A) The Defendant found an employer in the U.S. so that the Plaintiff may file an application for a visa with respect to skilled craftsmen, and submitted an application necessary for employment permit, immigration permit, etc. to the Plaintiff, and perform all necessary handling affairs for the speed of issuance of visa. A significant portion of the affairs that the Defendant should handle for the instant contract is already underway.

B) However, the above transfer cost paid by the Defendant is due to the Defendant’s performance of its obligations under the terms and conditions of the contract entered into with Korea SPS, and there was no data to verify which amount was paid by the Defendant for certain business operations. In the case of issuance of the TPP decision, there is also a case where the issuance of the TPP decision is approved, but it is difficult to conclude that the decision to approve the Plaintiff was made at the present time, and that the continued maintenance of the status and status in accordance with the existing procedures for issuance of non-partys is a full benefit to the Plaintiff. Unless the issuance of non-partys is approved, the purpose that the Plaintiff was achieved through the instant contract shall be deemed not to have been achieved, and there is no clear evidence to deem otherwise that the interest of the Plaintiff

C) In light of the content and purpose of the instant contract, the amount of fees, etc., it should be deemed that the instant foreign fee has the same nature as consideration for the Defendant’s performance of duties, as well as for the specific outcome of the Defendant’s performance of duties.

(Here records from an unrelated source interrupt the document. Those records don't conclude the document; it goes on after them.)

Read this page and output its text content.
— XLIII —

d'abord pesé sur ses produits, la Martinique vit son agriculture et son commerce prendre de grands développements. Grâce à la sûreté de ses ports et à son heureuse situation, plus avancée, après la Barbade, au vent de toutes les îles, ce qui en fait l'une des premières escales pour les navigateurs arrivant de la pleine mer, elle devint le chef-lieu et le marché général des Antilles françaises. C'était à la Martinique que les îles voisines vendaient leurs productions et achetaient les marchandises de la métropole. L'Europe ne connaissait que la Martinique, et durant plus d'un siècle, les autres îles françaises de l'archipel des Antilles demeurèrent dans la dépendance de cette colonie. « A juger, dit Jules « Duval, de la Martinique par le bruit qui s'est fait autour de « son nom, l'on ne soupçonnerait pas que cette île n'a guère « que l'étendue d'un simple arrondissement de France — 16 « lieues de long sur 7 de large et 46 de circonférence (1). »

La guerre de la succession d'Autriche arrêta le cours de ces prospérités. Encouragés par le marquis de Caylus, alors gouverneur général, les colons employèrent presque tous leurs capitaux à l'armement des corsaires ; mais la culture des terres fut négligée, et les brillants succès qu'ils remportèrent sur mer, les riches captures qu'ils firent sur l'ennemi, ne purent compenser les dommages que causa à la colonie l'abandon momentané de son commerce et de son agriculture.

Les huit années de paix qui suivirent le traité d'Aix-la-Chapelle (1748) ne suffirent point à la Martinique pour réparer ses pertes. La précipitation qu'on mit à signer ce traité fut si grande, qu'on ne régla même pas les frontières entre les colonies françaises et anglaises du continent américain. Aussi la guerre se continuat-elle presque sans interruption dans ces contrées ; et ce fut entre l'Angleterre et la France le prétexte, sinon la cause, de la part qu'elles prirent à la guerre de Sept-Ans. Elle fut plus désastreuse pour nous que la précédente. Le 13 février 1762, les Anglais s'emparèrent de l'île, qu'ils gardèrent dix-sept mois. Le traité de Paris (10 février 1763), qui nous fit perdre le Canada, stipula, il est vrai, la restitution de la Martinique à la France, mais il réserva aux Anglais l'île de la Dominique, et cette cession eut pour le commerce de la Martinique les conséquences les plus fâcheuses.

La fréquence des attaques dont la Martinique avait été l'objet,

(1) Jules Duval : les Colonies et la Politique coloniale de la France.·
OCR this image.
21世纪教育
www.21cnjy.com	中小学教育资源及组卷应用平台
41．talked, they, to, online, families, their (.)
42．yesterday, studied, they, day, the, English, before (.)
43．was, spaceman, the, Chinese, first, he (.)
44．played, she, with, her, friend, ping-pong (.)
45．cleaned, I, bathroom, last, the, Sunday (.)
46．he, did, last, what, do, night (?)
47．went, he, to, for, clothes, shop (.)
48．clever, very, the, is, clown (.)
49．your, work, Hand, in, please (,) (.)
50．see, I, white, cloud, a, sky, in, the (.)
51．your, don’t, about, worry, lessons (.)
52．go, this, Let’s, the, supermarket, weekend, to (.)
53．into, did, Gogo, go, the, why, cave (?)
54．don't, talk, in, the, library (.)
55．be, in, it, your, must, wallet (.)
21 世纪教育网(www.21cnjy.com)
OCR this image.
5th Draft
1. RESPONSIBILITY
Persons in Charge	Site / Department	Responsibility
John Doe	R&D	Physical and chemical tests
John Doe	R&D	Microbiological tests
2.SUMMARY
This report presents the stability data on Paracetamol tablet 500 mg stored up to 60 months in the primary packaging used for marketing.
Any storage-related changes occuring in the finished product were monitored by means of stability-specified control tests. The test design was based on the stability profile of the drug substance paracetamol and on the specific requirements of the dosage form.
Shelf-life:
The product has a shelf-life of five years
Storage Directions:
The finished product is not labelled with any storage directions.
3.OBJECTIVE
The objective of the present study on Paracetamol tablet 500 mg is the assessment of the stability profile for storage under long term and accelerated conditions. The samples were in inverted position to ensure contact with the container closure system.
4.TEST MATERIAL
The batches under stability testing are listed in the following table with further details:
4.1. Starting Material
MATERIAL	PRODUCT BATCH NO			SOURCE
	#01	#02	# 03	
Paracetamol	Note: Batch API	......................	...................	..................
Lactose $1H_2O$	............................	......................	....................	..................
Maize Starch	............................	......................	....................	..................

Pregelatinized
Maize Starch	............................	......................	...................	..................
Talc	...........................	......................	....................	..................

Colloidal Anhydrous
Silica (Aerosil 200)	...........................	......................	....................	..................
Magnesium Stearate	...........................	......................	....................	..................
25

D) Since a series of events related to the TPP decision, companies involved in immigration agency have prepared a special agreement to refund 70% of the fees abroad (Evidence A No. 8).

In light of all these circumstances, 40% of the overseas fees that the Defendant received from the Plaintiff can be recognized as considerable expenses and remuneration paid by the Defendant for the performance of the instant contract. Therefore, it is reasonable to deem that the Plaintiff can be refunded USD 19,200, which is 60% of the overseas fees paid to the Defendant.

5) Meanwhile, in cases where a creditor claims foreign currency claims, which are monetary claims designated in a foreign currency, into Korean currency by exercising the right to substitute payment, the court orders the debtor to perform the foreign currency claims, when it orders the debtor to do so (see Supreme Court Decision 2015Da55397, Jun. 23, 2016). The exchange rate of the U.S. currency as of November 4, 2020, which is the date of closing the argument in the instant case, is 1,140 won per USD 1,88,000, which is significant in this court. Thus, the fee to be paid by the defendant to the plaintiff is 21,88,000 (US$19,200 x1,140 won).

C. Sub-committee

Therefore, as the Plaintiff seeks, the Defendant is obligated to pay to the Plaintiff 21,88,000 won and damages for delay calculated at the rate of 6% per annum under the Commercial Act from April 17, 2020 to December 23, 2020, which is the date of this decision, and 12% per annum under the Act on Special Cases concerning the Promotion, etc. of Legal Proceedings from the next day to the date of full payment.

3. Conclusion

The plaintiff's claim shall be partly accepted within the extent of the above recognition.